Fait rarissime, si ce n'est unique, le tonitruant cuisinier au chapeau noir exige en référé (procédure d'urgence) des éclaircissements sur les critères, les méthodes d'évaluation et la formation des inspecteurs du guide gastronomique qui ont présidé à la rétrogradation de son établissement de Manigod, dans les Alpes françaises.

Marc Veyrat, qui sera a priori absent de l'audience mercredi, réclame également devant le tribunal de grande instance de Nanterre, près de Paris, de ne plus être référencé dans les éditions ultérieures du Michelin, ce que le guide rouge refuse. Et il demande à être indemnisé d'un euro symbolique pour le préjudice subi.

Après ce déclassement, le cuisinier s'était dit en "dépression".

Cette attaque en justice est une "première" de la part d'un chef contre le Guide Michelin, selon son avocat Richard Malka. Elle aurait pour origine, selon le chef cuisinier, des propos selon lesquels un inspecteur aurait notamment décelé du cheddar dans l'un de ses plats, lui qui se targue de n'utiliser que des produits de son terroir natal.

"Qu'ils disent que mon plat est plein de cheddar... Et ma "coquille saint-jacques virtuelle", faite à base de foie de lotte du lac Léman... On prend ça pour de la (vraie) saint-jacques, quel manque de compétence!", s'est-il insurgé auprès de l'AFP à quelques jours de l'audience.

Marc Veyrat devant son auberge de Veyrier-du-Lac en Haute-Savoie © Wikicommons

Le tribunal n'est pas fait pour protéger la vanité des hommes

"Des propos invraisemblables et inventés de toutes pièces", répond la partie adverse.

La demande d'éclaircissements concernant les inspections du restaurant supposerait une levée de l'anonymat de ces inspecteurs. "C'est grotesque, tempête Me Malka. M. Veyrat voudrait que la France soit le seul pays à abandonner le principe de liberté de la critique gastronomique parce que son restaurant a eu deux étoiles plutôt que trois, parce qu'il a été jugé excellent plutôt que génial!"

Procédure abusive ?

Selon lui, les demandes de M. Veyrat sont "inconciliables avec le principe constitutionnel de liberté d'expression", et "le tribunal n'est pas fait pour protéger la vanité des hommes".

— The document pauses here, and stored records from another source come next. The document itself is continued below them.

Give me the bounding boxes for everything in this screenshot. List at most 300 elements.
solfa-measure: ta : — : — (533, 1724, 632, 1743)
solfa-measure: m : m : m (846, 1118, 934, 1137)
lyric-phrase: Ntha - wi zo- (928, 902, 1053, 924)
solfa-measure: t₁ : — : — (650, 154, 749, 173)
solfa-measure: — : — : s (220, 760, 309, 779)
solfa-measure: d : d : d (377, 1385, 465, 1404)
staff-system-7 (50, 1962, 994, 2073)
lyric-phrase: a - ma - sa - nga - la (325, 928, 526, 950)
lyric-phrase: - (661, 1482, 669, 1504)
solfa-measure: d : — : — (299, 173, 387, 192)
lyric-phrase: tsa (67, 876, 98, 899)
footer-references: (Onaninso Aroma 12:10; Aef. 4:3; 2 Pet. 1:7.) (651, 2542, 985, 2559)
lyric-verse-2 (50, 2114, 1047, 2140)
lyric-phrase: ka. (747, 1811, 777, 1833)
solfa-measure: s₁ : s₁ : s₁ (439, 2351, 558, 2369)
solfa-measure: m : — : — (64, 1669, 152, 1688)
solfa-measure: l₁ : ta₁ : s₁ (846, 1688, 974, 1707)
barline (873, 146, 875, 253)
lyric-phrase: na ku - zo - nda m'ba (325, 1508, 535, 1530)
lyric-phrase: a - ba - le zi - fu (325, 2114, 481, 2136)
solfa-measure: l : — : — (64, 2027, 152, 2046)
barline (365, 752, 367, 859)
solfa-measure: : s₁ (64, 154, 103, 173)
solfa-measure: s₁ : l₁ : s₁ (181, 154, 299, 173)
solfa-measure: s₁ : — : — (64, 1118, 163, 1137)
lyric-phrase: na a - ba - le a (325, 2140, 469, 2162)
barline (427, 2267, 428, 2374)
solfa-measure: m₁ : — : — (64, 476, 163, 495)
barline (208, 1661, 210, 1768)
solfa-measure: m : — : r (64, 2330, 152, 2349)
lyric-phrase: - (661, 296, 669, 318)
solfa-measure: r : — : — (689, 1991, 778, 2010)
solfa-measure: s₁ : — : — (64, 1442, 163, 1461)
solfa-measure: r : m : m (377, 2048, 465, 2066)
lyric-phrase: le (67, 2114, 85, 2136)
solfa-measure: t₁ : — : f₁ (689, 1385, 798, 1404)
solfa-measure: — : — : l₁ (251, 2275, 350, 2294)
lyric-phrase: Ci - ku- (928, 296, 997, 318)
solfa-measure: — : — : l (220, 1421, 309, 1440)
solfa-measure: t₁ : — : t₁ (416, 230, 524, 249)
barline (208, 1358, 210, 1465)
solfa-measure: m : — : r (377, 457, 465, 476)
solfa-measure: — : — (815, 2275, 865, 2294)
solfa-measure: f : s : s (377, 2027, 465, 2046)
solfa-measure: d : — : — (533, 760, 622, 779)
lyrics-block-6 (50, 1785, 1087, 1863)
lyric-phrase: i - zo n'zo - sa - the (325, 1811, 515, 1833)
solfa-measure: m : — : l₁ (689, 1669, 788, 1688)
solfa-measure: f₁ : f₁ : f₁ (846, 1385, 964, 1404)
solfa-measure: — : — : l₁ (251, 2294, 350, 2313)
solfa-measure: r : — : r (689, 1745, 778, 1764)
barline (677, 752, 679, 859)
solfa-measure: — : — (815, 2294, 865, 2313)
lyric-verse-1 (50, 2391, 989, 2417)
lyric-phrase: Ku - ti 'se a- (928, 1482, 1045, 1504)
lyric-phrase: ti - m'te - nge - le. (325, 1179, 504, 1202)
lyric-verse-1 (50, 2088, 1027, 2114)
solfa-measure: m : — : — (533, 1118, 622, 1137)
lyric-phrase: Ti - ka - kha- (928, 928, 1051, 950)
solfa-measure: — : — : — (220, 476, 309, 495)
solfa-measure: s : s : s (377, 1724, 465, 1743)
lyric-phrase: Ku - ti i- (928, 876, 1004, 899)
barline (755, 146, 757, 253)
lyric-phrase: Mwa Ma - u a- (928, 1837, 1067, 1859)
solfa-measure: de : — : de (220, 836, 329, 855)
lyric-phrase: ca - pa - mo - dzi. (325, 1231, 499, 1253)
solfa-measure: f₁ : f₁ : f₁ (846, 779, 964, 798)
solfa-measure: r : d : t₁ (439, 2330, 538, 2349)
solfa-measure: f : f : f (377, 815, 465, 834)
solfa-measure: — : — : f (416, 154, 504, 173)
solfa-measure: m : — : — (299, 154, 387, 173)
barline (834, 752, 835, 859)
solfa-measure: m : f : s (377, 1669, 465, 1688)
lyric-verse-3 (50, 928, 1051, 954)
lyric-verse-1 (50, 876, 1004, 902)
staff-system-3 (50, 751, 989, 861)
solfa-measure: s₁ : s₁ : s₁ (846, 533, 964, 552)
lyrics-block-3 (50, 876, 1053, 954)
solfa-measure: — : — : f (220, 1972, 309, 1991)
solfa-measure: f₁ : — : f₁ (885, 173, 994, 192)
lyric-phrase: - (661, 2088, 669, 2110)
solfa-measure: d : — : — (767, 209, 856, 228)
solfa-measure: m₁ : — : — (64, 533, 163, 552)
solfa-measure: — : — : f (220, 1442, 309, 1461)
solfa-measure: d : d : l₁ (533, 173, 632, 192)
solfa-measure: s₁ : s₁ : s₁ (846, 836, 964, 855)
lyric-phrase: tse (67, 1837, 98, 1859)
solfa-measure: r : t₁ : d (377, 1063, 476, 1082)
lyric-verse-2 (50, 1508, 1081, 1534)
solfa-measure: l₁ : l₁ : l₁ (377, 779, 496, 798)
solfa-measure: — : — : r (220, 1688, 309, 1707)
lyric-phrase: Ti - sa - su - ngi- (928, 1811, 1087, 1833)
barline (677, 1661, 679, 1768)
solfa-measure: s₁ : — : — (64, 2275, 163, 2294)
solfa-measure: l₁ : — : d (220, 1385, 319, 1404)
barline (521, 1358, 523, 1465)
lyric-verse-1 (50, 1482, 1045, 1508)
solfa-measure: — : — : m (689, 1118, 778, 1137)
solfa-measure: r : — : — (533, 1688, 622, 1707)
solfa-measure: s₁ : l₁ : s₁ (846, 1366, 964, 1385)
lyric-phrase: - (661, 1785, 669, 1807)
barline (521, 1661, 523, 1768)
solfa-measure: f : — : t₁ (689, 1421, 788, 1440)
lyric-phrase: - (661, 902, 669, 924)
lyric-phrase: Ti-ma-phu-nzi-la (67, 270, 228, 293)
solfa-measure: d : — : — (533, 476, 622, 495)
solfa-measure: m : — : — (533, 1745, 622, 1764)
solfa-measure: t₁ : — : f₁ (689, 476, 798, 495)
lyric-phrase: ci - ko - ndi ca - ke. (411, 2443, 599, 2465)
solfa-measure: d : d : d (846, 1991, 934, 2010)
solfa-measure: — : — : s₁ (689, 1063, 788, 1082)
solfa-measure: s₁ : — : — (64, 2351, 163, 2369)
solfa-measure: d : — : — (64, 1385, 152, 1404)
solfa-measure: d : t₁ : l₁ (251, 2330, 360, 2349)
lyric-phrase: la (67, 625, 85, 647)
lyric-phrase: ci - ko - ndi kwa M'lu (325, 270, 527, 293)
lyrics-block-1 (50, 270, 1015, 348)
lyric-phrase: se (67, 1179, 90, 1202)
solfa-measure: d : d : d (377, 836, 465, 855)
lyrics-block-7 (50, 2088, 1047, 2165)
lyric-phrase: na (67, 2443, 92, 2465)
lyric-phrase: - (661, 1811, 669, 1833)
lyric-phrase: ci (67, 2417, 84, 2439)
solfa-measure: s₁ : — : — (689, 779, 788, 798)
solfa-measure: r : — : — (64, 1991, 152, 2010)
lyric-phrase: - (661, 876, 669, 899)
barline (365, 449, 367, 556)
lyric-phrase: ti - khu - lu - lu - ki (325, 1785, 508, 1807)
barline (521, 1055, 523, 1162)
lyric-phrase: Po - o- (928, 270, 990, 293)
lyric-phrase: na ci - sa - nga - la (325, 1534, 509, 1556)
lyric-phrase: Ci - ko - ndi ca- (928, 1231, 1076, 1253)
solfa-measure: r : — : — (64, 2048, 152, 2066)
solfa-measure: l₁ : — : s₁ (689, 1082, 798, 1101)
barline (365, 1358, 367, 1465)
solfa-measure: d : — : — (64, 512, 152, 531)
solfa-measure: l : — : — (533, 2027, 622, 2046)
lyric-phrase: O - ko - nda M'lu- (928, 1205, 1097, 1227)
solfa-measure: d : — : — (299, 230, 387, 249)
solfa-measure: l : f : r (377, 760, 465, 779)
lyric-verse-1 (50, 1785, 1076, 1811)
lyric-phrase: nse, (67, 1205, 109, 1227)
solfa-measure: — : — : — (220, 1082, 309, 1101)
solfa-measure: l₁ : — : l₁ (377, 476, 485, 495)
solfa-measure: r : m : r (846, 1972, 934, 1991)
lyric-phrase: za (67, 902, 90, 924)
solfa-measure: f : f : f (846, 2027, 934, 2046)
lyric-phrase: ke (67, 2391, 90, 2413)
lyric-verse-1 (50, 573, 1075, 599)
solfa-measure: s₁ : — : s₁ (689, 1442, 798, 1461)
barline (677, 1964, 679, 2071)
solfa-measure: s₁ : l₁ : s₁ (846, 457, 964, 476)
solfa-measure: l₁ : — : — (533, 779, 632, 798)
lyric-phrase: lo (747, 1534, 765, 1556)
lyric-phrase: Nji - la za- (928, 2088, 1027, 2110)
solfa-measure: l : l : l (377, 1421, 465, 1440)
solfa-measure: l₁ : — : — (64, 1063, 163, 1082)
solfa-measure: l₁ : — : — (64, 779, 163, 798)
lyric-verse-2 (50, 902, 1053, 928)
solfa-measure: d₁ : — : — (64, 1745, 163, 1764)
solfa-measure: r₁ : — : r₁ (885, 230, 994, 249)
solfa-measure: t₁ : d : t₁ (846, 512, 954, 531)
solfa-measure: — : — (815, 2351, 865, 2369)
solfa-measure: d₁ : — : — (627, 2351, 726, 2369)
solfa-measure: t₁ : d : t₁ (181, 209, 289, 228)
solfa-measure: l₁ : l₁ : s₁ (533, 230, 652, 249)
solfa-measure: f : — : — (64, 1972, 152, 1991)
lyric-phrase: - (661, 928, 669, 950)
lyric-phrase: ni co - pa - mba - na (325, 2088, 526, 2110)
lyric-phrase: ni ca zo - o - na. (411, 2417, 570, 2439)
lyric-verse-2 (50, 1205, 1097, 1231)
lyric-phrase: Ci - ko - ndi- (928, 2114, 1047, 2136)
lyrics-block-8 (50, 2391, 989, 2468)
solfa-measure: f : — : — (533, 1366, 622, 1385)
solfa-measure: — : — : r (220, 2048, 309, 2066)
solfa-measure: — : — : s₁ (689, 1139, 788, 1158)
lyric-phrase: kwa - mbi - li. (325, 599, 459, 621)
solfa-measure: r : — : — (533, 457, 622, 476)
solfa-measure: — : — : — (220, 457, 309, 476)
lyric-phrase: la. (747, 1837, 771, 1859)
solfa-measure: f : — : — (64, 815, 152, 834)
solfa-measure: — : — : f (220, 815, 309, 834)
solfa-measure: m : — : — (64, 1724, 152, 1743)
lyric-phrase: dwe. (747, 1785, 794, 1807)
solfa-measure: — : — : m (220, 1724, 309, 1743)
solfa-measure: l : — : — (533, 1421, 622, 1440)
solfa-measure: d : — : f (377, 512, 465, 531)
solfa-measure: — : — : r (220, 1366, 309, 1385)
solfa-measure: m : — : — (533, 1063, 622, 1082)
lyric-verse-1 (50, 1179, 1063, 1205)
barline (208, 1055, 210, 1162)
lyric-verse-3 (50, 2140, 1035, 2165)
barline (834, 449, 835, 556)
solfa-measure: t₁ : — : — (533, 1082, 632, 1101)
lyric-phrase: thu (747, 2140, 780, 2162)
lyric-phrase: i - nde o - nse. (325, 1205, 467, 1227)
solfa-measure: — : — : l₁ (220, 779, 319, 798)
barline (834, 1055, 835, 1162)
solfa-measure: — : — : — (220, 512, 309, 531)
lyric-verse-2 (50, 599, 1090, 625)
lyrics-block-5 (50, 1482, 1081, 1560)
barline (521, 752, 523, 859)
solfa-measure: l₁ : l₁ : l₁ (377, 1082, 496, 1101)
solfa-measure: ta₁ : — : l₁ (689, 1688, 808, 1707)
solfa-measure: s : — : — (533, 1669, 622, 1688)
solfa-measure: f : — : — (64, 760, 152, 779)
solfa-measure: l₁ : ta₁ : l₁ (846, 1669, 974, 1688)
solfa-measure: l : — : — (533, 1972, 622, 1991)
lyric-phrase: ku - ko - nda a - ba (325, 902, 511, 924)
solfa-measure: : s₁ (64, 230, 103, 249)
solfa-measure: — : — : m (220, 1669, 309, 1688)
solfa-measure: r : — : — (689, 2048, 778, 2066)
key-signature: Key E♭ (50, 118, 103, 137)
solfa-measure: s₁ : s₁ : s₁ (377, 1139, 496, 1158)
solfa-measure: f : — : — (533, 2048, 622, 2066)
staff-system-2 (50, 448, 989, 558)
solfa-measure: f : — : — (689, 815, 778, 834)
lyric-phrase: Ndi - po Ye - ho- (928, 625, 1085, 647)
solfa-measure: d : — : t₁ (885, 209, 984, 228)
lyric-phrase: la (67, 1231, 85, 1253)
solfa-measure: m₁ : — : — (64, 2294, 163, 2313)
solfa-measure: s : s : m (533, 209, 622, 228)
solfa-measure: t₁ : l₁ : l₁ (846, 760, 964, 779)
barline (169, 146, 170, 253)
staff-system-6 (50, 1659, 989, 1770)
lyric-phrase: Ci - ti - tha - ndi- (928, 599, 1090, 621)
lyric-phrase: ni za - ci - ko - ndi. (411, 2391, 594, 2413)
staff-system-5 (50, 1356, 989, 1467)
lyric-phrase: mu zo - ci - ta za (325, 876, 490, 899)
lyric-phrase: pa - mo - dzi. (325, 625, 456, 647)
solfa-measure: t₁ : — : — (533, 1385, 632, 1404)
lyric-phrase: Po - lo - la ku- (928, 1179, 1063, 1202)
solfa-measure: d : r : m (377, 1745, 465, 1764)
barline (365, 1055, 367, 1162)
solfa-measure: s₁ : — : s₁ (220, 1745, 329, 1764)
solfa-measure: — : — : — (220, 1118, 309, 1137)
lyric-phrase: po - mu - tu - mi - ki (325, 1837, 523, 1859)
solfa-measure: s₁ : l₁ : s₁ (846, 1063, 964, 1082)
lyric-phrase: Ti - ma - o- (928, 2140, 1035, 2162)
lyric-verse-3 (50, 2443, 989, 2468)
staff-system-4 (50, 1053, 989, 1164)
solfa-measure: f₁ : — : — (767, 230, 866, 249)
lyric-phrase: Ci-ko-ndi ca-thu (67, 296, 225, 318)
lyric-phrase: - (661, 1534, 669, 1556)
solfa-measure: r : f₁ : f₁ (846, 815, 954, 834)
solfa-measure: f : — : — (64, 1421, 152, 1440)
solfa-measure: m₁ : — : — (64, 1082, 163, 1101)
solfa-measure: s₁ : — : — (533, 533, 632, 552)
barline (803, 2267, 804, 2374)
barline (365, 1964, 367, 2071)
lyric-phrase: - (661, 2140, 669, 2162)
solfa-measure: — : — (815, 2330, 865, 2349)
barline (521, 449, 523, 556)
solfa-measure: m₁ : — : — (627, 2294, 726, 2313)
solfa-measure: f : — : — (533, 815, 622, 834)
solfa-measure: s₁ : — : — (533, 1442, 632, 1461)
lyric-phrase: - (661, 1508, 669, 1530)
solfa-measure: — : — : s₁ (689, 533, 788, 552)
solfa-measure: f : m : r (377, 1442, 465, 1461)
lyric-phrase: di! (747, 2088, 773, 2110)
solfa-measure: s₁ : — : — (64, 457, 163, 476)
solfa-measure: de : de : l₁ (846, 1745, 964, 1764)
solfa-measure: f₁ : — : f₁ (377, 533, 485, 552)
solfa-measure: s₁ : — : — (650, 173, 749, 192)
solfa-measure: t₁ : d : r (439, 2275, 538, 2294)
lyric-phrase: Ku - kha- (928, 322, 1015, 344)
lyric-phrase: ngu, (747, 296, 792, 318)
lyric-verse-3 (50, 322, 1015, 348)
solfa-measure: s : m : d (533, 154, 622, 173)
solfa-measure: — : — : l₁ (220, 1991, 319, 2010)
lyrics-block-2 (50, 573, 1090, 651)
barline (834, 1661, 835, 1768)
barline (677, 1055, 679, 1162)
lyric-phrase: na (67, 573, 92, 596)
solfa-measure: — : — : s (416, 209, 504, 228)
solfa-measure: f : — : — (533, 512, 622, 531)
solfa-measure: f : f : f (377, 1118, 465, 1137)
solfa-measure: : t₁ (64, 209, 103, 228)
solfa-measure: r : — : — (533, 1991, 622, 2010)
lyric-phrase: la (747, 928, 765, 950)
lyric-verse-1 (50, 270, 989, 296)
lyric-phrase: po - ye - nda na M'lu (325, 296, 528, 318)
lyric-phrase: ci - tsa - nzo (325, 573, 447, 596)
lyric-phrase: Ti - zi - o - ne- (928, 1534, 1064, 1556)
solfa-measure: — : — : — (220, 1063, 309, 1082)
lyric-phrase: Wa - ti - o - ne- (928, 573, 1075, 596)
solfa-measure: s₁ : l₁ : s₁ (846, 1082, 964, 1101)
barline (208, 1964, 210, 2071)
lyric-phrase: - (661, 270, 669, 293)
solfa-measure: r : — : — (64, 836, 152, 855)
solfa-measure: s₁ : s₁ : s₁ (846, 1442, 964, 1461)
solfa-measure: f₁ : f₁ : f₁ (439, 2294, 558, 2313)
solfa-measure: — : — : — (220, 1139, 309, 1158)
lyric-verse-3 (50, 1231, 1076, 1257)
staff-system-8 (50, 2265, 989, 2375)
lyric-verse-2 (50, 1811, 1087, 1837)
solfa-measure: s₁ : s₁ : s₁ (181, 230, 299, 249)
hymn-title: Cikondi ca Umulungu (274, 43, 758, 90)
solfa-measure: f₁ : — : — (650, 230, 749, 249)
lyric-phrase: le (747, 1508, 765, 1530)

"C'est là le procès d'une diva narcissique" à l'"égoïsme pathologique", estime-t-il encore. "Il ne peut exister de situations acquises à tout jamais, ni de passe-droit, même pour les plus grands restaurants".

La Maison des Bois fait toujours partie dans l'édition 2019 du guide des 85 restaurants français bénéficiant de deux étoiles, "ce qui n'est pas rien", souligne Me Malka.

Estimant se trouver face à une procédure abusive, le Guide Michelin réclame au chef cuisinier 30.000 euros de dommages et intérêts.

"Depuis des décennies, Marc Veyrat est habitué à ce que sa cuisine soit notée, évaluée, comparée et il sait bien que l'on n'est pas propriétaire à vie de ses étoiles (...) Il assume tout, pourvu que la critique soit rigoureuse", avait argué Me Emmanuel Ravanas, l'avocat du chef, en septembre, lors du dépôt de l'assignation contre le Michelin.

Le cuisinier a cherché "amiablement" à connaître "les raisons objectives de cette décision qui l'affecte tant à titre personnel que professionnel" et affecte "surtout l'indéfectible engagement de ses équipes au service de la cuisine de montagne", mais il n'a reçu que des "réponses approximatives", avait alors déploré l'avocat.

En lançant la procédure en septembre, Marc Veyrat avait indiqué s'être senti "déshonoré par la décision du Guide Michelin". "C'est pire que la perte de mes parents, c'est pire que n'importe quoi", confiait-il encore dans les colonnes de l'hebdomadaire Le Journal du Dimanche, paru ce week-end.